Love

"Whenever I watch romantic movies, witness couples kiss and make up, listen to love songs.. I smile and feel good 'cause I know that love still works, if not for me, at least to others." - Ally McBeal

Monday, January 9, 2017

My Buhaghag Hair

PHOTO from Google.
Honestly I do not know why and where we Filipinas got this notion that beautiful hair means slim hair like the one in the photo. But in reality nobody has really a hair like that. Maybe there are a few lucky ones. But they are rare. I grew up seeing all shampoo and conditioner commercials were featuring women with perfect hair. So I am one of those who never learned to love my own natural hair. What is my natural hair? I have a thick hair. It is straight but then it is so buhaghag (loose or frizzy) that they can cover my whole head and my whole face too.

When I landed in UAE some of my colleagues back then were spending money for hair rebonding but I did not as I find it too expensive. But then sometime in 2008 Chinese salons started appearing in Dubai with services so affordable. And so I had my first hair rebond for 300AED in 2009. For the first time ever my hair looked slim. And I was happy. But I was hesitant to do it on yearly basis as 300AED is still expensive for me. But then again since Chinese salons keep on popping up and their competition became tough that most started to lower their prices. Succeeding hair rebonding for me cost either 220AED, 200AED and even 150AED! The results would last up to one year and more.

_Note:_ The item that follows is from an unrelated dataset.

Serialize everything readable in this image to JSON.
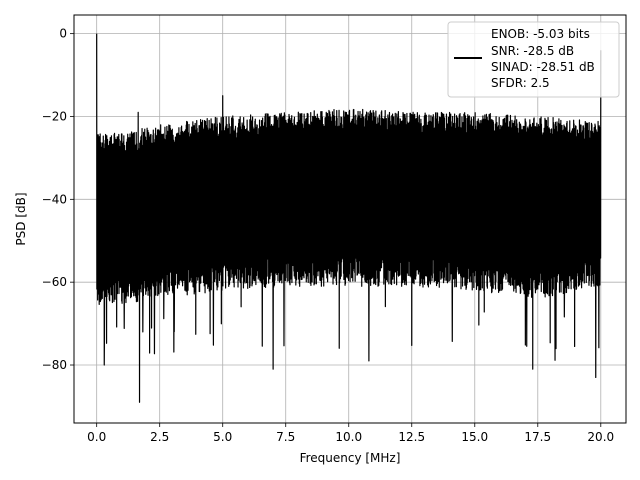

But last February 2016 I find myself bored and with other negative emotions regarding the hair rebonding. As during that time I had to sit for 6 hours. My hair is really straight and so buhaghag is my only concern. So I went ahead and purchased a lot of hair products. Looked for my stash if I have any hair products from the past. But then NONE of the products managed to tame my hair. That in the end rebonding is the only solution. I still have some unused hair products at home which I'll get rid of soon enough. It was a lesson learned for me anyway that next time around I will never waste money anymore on hair products. That will not meet my hair goals.

This January 2017 I find myself going back to the Chinese salon again to do a hair rebond. And this time around I seriously started questioning myself if it is really worth it? A lot of people around me are sad because  of thinning hair but I am lucky enough that I will never experience this. It is in my genes that all of us in the family have extremely thick hair than usual. So I know that falling hair will never be a problem for me. But instead of being thankful I am still complaining. Just because society says buhaghag hair is ugly and I have to comply. Instead of embracing my uniqueness. I think what happened to me with my last hair rebond was a karma. Extreme heat from the hair dryer hurt my scalp so much that it managed to trigger my migraine that I spent the whole Friday night in bed with throbbing veins in my head. The whole day of Saturday until early Sunday morning I was in bed.

I am writing it as a reminder to myself in case that after a year I decide to do hair rebonding again. Having sick for days because I can't take the heat of hair dryer is not worth it. I am the type who hates getting sick and not be able to do anything. Plus the smell of chemicals in my hair adds up the pain in my head. Maybe it is a sign that I should stop hair rebond for good.